28、为了探究探针dcx-1能否精准定位到肝细胞，对hepg2、a549、hela和sgc-7901四种细胞进行相同的处理。然后将抗荧光淬灭剂滴加到载玻片上，扣紧并密封。所有图像均由leica sp8激光扫描共聚焦显微镜采集。探针的激发波长为488nm，发射波长的收集范围为560-650nm。

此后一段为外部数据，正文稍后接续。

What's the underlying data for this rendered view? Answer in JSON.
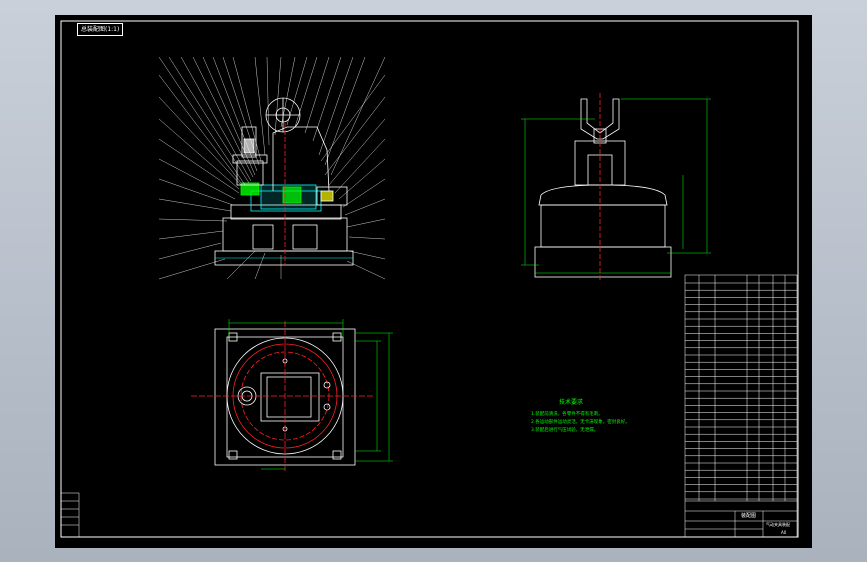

29、综上所述，由于采用了上述技术方案，本发明的有益效果是：

30、1、本发明中，设计并合成出8个以β-半乳糖为靶向基团的肝细胞靶向荧光探针，通过连接不同的识别基团(乙酰氯、丙烯酰氯、噻吩甲酰氯、苯甲酰氯、2,4-二硝基氟苯等)，用于检测cys、h2s、过氧化氢、硝基还原酶、乙酰胆碱酯酶等生物标志物，通过1h nmr、13c nmr和hr-esi-ms表征确定了每个化合物的结构。设计并合成出6个以吗啉为靶向基团的溶酶体靶向荧光探针，通过连接不同的识别基团(丙烯酰氯、4-硝基苄溴、苯甲酰氯、噻吩甲酰氯等)，用于检测cys、h2s、过氧化氢、羧酸酯酶、胰凝乳蛋白酶等生物标志物，通过1h nmr、13cnmr和hr-esi-ms表征确定了每个化合物的结构。

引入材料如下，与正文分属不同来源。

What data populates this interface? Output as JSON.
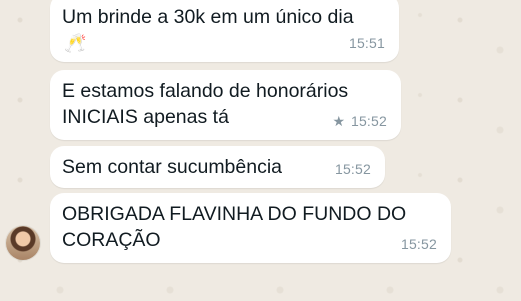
{
  "messages": [
    {
      "text": "Um brinde a 30k em um único dia",
      "emoji": "🥂",
      "time": "15:51",
      "starred": false
    },
    {
      "text": "E estamos falando de honorários\nINICIAIS apenas tá",
      "time": "15:52",
      "starred": true,
      "star_glyph": "★"
    },
    {
      "text": "Sem contar sucumbência",
      "time": "15:52",
      "starred": false
    },
    {
      "text": "OBRIGADA FLAVINHA DO FUNDO DO\nCORAÇÃO",
      "time": "15:52",
      "starred": false
    }
  ],
  "icons": {
    "avatar": "contact-avatar",
    "star": "star-icon"
  },
  "colors": {
    "bubble": "#ffffff",
    "wallpaper": "#efeae2",
    "meta": "#8696a0",
    "text": "#111b21"
  }
}
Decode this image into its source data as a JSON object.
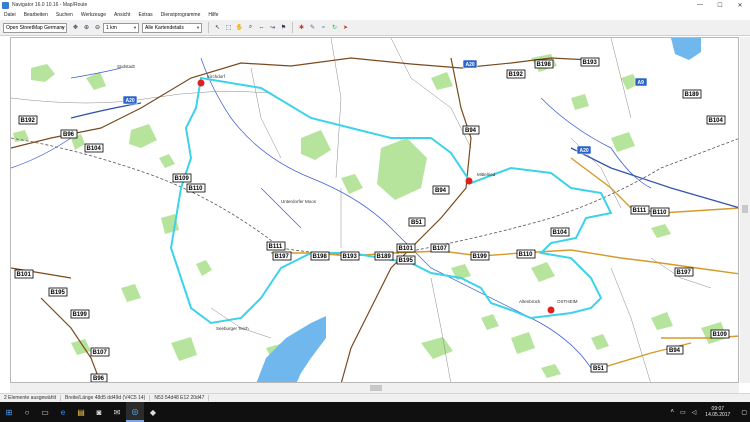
{
  "window": {
    "title": "Navigator 16.0 10.16 - Map/Route",
    "minimize": "—",
    "maximize": "☐",
    "close": "✕"
  },
  "menu": [
    "Datei",
    "Bearbeiten",
    "Suchen",
    "Werkzeuge",
    "Ansicht",
    "Extras",
    "Dienstprogramme",
    "Hilfe"
  ],
  "toolbar": {
    "map_select": "Open StreetMap Germany",
    "scale_select": "1 km",
    "layer_select": "Alle Kartendetails"
  },
  "map": {
    "places": {
      "northwest_town": "Südstadt",
      "center_area": "Unterdorfer Moos",
      "lake": "Seeburger Teich",
      "east_town": "Altenbrück",
      "marker_north": "Kirchdorf",
      "marker_mid": "Mittelried",
      "marker_east": "OSTHEIM"
    },
    "roads": {
      "a20": "A20",
      "a9": "A9",
      "b192": "B192",
      "b96": "B96",
      "b104": "B104",
      "b109": "B109",
      "b110": "B110",
      "b111": "B111",
      "b197": "B197",
      "b198": "B198",
      "b193": "B193",
      "b189": "B189",
      "b101": "B101",
      "b94": "B94",
      "b107": "B107",
      "b51": "B51",
      "b195": "B195",
      "b199": "B199",
      "b110x": "B110"
    }
  },
  "status": {
    "elements": "2 Elemente ausgewählt",
    "coords": "Breite/Länge 48d5 dd49d (V4C5 14)",
    "position": "N53 54d48 E12 20d47"
  },
  "taskbar": {
    "clock_time": "09:07",
    "clock_date": "14.05.2017"
  }
}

31、2、本发明中，设计并合成出6个以三苯基膦为靶向基团的线粒体靶向荧光探针，通过连接不同的识别基团(4-硝基苄溴、噻吩甲酰氯、乙酰氯、环丙基甲酰氯等)，用于检测h2s、cys、过氧化氢、羧酸酯酶、乙酰胆碱酯酶、丁酰胆碱酯酶等生物标志物，通过1h nmr、13cnmr和hr-esi-ms表征确定了每个化合物的结构。

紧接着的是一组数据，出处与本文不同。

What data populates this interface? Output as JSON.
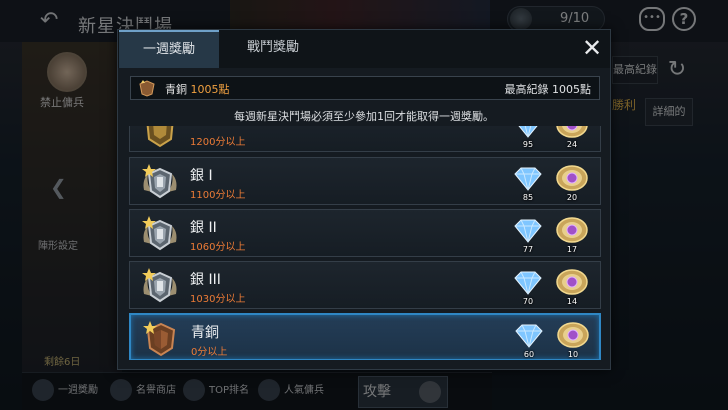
{
  "background": {
    "title": "新星決鬥場",
    "counter": "9/10",
    "ban_label": "禁止傭兵",
    "formation_label": "陣形設定",
    "days_left": "剩餘6日",
    "record_button": "最高紀錄",
    "win_label": "勝利",
    "detail_button": "詳細的",
    "bottom_tabs": [
      "一週獎勵",
      "名譽商店",
      "TOP排名",
      "人氣傭兵"
    ],
    "attack_button": "攻擊"
  },
  "modal": {
    "tabs": [
      "一週獎勵",
      "戰鬥獎勵"
    ],
    "active_tab": 0,
    "current_rank_name": "青銅",
    "current_points": "1005點",
    "best_record": "最高紀錄 1005點",
    "notice": "每週新星決鬥場必須至少參加1回才能取得一週獎勵。",
    "rows": [
      {
        "name": "",
        "req": "1200分以上",
        "gem": "95",
        "coin": "24",
        "tier": "gold",
        "selected": false
      },
      {
        "name": "銀 I",
        "req": "1100分以上",
        "gem": "85",
        "coin": "20",
        "tier": "silver",
        "selected": false
      },
      {
        "name": "銀 II",
        "req": "1060分以上",
        "gem": "77",
        "coin": "17",
        "tier": "silver",
        "selected": false
      },
      {
        "name": "銀 III",
        "req": "1030分以上",
        "gem": "70",
        "coin": "14",
        "tier": "silver",
        "selected": false
      },
      {
        "name": "青銅",
        "req": "0分以上",
        "gem": "60",
        "coin": "10",
        "tier": "bronze",
        "selected": true
      }
    ]
  },
  "colors": {
    "accent": "#2f87c4",
    "requirement": "#ec7b36",
    "points": "#f0a040"
  },
  "icons": {
    "close": "close-icon",
    "gem": "diamond-icon",
    "coin": "honor-coin-icon",
    "medal": "rank-medal-icon"
  }
}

32、3、本发明中，设计合成的探针dcx-1结构中含有丙烯酸酯单元，能够选择性的与半胱氨酸进行反应，形成硫醇化合物并脱去一分子七元环，释放出荧光结构，从而发出强烈的荧光。探针dcx-1对半胱氨酸具有较强的选择性，只能响应半胱氨酸，对其他分析物(clo-、co32-、so42-、i-、br-、hs-、cu2+、na+、ca2+、fe3+、h2o2、gsh、hcy、gln、gly、tyr、arg、lys、bsa、胰蛋白酶、溶菌酶、维生素c、尿素等)无响应。探针dcx-1具有出色的抗干扰能力，不会受到gsh、hcy、gln、tyr、arg、ala、ile、lys、phe、met、thr、gly、his的影响。探针dcx-1的斯托克斯位移可以达到173nm，检测限低至0.31μm,能够对半胱氨酸快速响应，在生理ph条件下稳定。探针dcx-1具有良好的细胞和组织穿透性，可用于检测细胞和斑马鱼中的内源性和外源性半胱氨酸。由于引入了半乳糖基团，因此具有出色的肝细胞靶向性和低细胞毒性。探针dcx-1可用于生物体内半胱氨酸的精准检测，为检测半胱氨酸相关疾病提供了有效工具，并有助于了解半胱氨酸在生命系统中的作用和功能。

33、4、本发明中，本文基于荧光探针的设计原理和经典的有机合成方法，首次设计并成功合成出一系列基于二氰基异佛尔酮荧光基团的，同时具有靶向能力和相关指标检测能力的双功能荧光探针dcx-1～20，能够精准定位到肝细胞、溶酶体和线粒体，可以用于检测h2s、cys、过氧化氢、羧酸酯酶、乙酰胆碱酯酶、丁酰胆碱酯酶等生物标志物。合成的代表性肝靶向荧光探针dcx-1具有优异的光物理特性，对cys良好的选择性,对其他分析物(clo-,co32-,so42-,i-,br-,hs-,cu2+,na+,ca2+,fe3+,h2o2，gsh，hcy，gln，gly，tyr，arg，lys，bsa，胰蛋白酶，溶菌酶，维生素c，尿素等)没有响应，卓越的抗干扰能力，良好的稳定性，较低的细胞毒性，优良的活细胞成像及肝靶向能力，并且可以用于斑马鱼体内的cys成像，实现了生物体内尤其是肝细胞中cys的可视化。